We hurry through the upstairs portion of the house in pairs, trying to find some private space. Kai and I end up in a guest bedroom that’s been turned into an office. It’s smaller than a kidney bean in here. Half the size of my room at Merrick’s. A quarter size of my bedroom back home. The rest of them who don’t find bedrooms end up in walk-in closets and guest bathrooms.
Still, Kai and I have a pallet of five blankets and as many pillows, all of which smell like somebody’s grandma’s oatmeal cookies.
“Are you sure?” he says. “You’ve been drinking. You smoked part of that bowl.”
“Are you asking me if I’m sure I want to have sex with y
ou, or if I want to do it in here?”
“Both.”
“I want to have sex with you, even if it’s in this straitjacket of a room. You’re not sober either. Do you want to?”
“Y-yes. Yeah—I-I’m mostly sober. Yes, I want to.”
“Okay. So do the sex.” I shrug. Jesus Christ, Tasia. What?
“Merrick would kill me.”
“Oh my God, Kai, don’t talk about my dad when—”
“When we’re about to do the sex?”
I collapse facefirst into the oatmeal pillows, but not before I manage to throw an embroidered one at Kai.
It takes us longer than it probably should to decide if I would be the one to remove my clothing or if he should. After we each present our defense on it, with counterpoints, he helps me take my dress off and it is easily one of the most awkward moments of my life. I’m pretty sure he’s just broken my zipper. We do his together which, again, awkward.
The last thing I remove from him is the chain connecting his piercings, slowly.
“That didn’t have to take you twenty minutes,” Kai laughs.

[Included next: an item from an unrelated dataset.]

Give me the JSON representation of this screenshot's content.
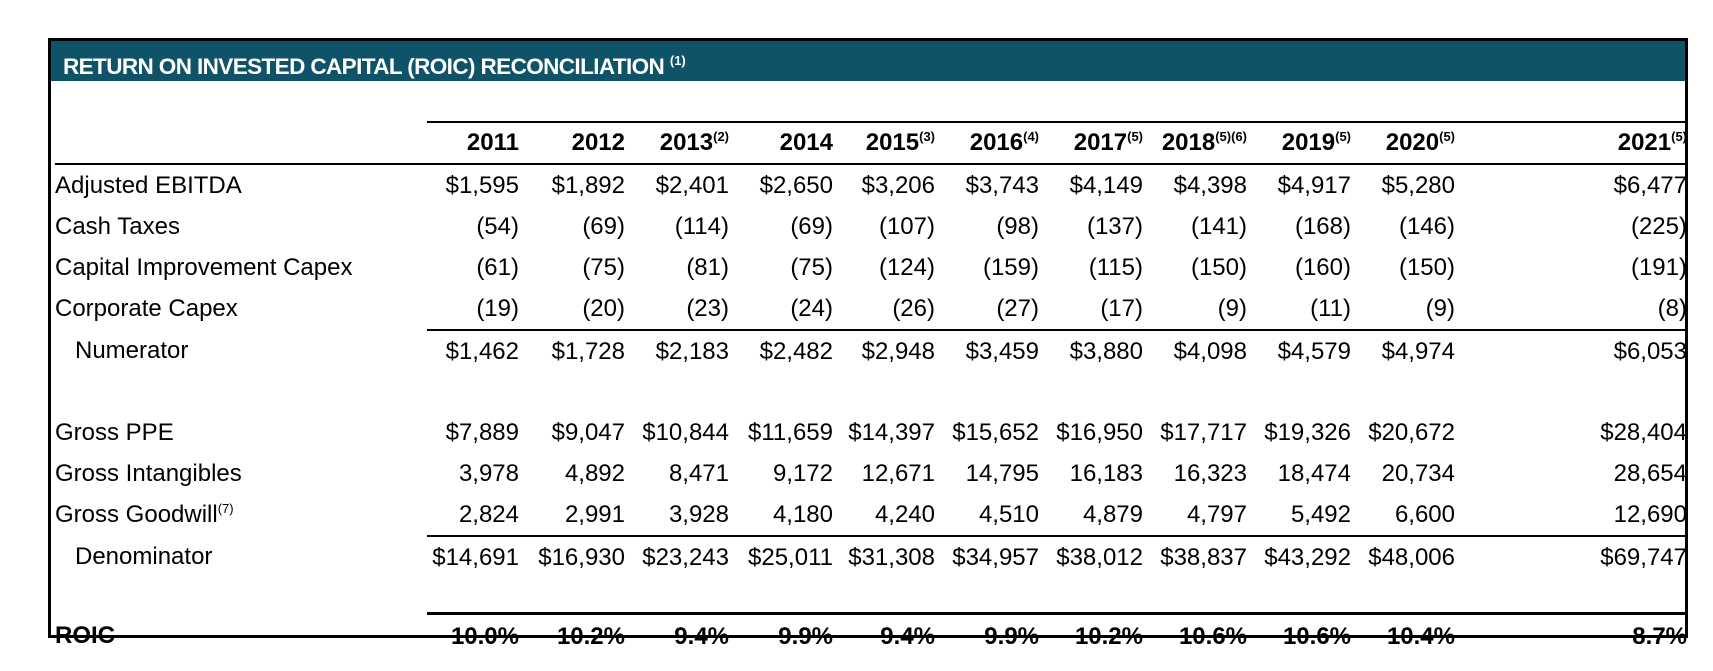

“Shut up, asshole! Neither did you breaking my dress zipper.” I punch him good, right in the arm, and he laughs at me again, cringing like I actually hurt him.
“That hurt.”
“No, it didn’t.”
“It did,” he insists. “Kiss it better.”
With a smirk, I do. I kiss up his elbow, to the space I punched, around the rounded apple of his shoulder, and then I press a straight line of kisses to his neck.
And then we are kissing each other. We’re kissing so much and so long, my mouth hurts. But it feels good and I never want to stop, but we do so that Kai can grab his Sweet Mint eos to press first against my fuller lips, then a swipe across his.
I smile.
He smiles.
He removes my bra, my panties, his briefs, and then he guides my hand, slow, slow, slowly, to his dick.
I don’t look. I can’t. I’m not that bold yet.
He laughs and hisses when I squeeze too tight, so he helps me readjust my grip and I stroke him slow, and—after a moment—I stroke him surely.